Santo Domingo.- El procurador, Francisco Domínguez Brito, afirmó que en el país experimenta avances socieconómicos significativos, los cuales se han fortalecido por la estabilidad de la democracia y el desarrollo de la economía.

“Prácticamente todos los países de la región están inmersos en una senda de crecimiento, progreso y bienestar, que se ve reforzada por unos niveles de estabilidad democrática y macroeconómica sin precedentes en su historia reciente, y la República Dominicana no es ajena a este favorable fenómeno, ya que cuenta con la economía más grande de la región del Caribe y un crecimiento del producto interno bruto (PIB) estimado en 4.5% en 2015, más de cuatro veces el promedio regional (1%)”, sostuvo Domínguez Brito.

En ese sentido, refirió que la República Dominicana se encuentra dentro de las mejores 50 economías del mundo, ostentando Santo Domingo, dentro de esta clasificación, la posición de la cuarta ciudad en la región, donde es más fácil realizar comercio transfronterizo, según la Organización para la Cooperación y el Desarrollo Económico (OCDE) .

“Perseguimos convertirnos en modelos y referentes positivos para la región. Los indicadores socieconómicos indican que vamos encaminados a ese objetivo. Estos arrojan que durante la última década se ha crecido a una tasa promedio del 5 %, al tiempo que se ha producido una mejora en los índices de pobreza e indigencia”.

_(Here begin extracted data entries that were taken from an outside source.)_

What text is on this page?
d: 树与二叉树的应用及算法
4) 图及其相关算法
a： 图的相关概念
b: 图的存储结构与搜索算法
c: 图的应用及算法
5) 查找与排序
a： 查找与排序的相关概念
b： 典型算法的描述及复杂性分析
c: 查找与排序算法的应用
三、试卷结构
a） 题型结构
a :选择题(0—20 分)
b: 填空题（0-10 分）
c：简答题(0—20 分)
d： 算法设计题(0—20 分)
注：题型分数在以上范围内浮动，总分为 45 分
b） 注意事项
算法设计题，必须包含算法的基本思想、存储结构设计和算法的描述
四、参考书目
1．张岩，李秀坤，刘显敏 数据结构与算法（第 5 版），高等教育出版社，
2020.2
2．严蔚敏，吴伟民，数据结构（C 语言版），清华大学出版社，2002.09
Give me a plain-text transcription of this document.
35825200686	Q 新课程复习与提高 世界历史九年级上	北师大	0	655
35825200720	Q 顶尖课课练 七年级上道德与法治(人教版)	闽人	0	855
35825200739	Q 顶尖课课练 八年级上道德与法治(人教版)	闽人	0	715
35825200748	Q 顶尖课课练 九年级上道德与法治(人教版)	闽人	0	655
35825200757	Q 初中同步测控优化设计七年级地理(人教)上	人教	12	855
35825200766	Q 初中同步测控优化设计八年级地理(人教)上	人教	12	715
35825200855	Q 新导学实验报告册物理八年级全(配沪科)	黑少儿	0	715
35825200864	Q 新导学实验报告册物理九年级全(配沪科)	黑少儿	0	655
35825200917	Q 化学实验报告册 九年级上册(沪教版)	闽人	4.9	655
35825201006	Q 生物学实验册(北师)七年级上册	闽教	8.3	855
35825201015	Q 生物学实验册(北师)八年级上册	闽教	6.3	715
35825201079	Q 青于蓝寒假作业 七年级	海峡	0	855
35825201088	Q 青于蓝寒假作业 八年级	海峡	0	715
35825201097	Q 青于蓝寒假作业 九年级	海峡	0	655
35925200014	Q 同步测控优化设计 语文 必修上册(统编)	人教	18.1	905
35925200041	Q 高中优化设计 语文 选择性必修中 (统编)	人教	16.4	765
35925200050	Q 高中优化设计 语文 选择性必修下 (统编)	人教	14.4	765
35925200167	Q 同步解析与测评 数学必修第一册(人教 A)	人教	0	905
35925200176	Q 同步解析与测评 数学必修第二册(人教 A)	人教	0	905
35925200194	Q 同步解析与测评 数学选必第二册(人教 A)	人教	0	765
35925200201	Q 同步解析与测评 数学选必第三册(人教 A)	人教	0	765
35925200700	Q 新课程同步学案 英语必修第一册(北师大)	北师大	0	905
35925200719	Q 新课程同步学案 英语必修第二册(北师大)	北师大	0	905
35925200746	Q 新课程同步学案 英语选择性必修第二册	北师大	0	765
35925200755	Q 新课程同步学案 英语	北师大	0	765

Asimismo, en términos de seguridad ciudadana, dijo que el país ha logrado disminuir su tasa de criminalidad, ocupando conforme al estudio tasas de homicidios en las capitales de los países de Latinoamérica, elaborado por la Procuraduría General de la República, el décimo lugar en un ránking de 25 países, donde se genera la más baja tasa de homicidios de América Latina, superando a Venezuela, Honduras, El Salvador, Jamaica, Belice, Guatemala, Puerto Rico, Panamá, Haití, Brasil, Trinidad y Tobago, México, Nicaragua y Colombia.

Dijo que en la actualidad el Estado dominicano intenta modelar los esquemas e infraestructuras operativas e institucionales de países cuyos índices de progreso y cohesión son mayores, gracias a la credibilidad social de la que gozan los sistemas de justicia de estas naciones.

“Hacia ese lugar apuntamos, donde logremos, como Estado frente a sus ciudadanos, niveles de legitimidad reforzados por el efectivo cumplimiento de la función reguladora de la economía y la sociedad. Estamos conscientes de que en la dimensión de las relaciones horizontales, las relaciones entre sujetos de derecho (típicamente, entre agentes económicos) en las actividades de creación, distribución, intercambio y consumo de los bienes y servicios, una justicia independiente juega un papel fundamental como salvaguarda última de la eficacia de la norma como elemento de seguridad jurídica”.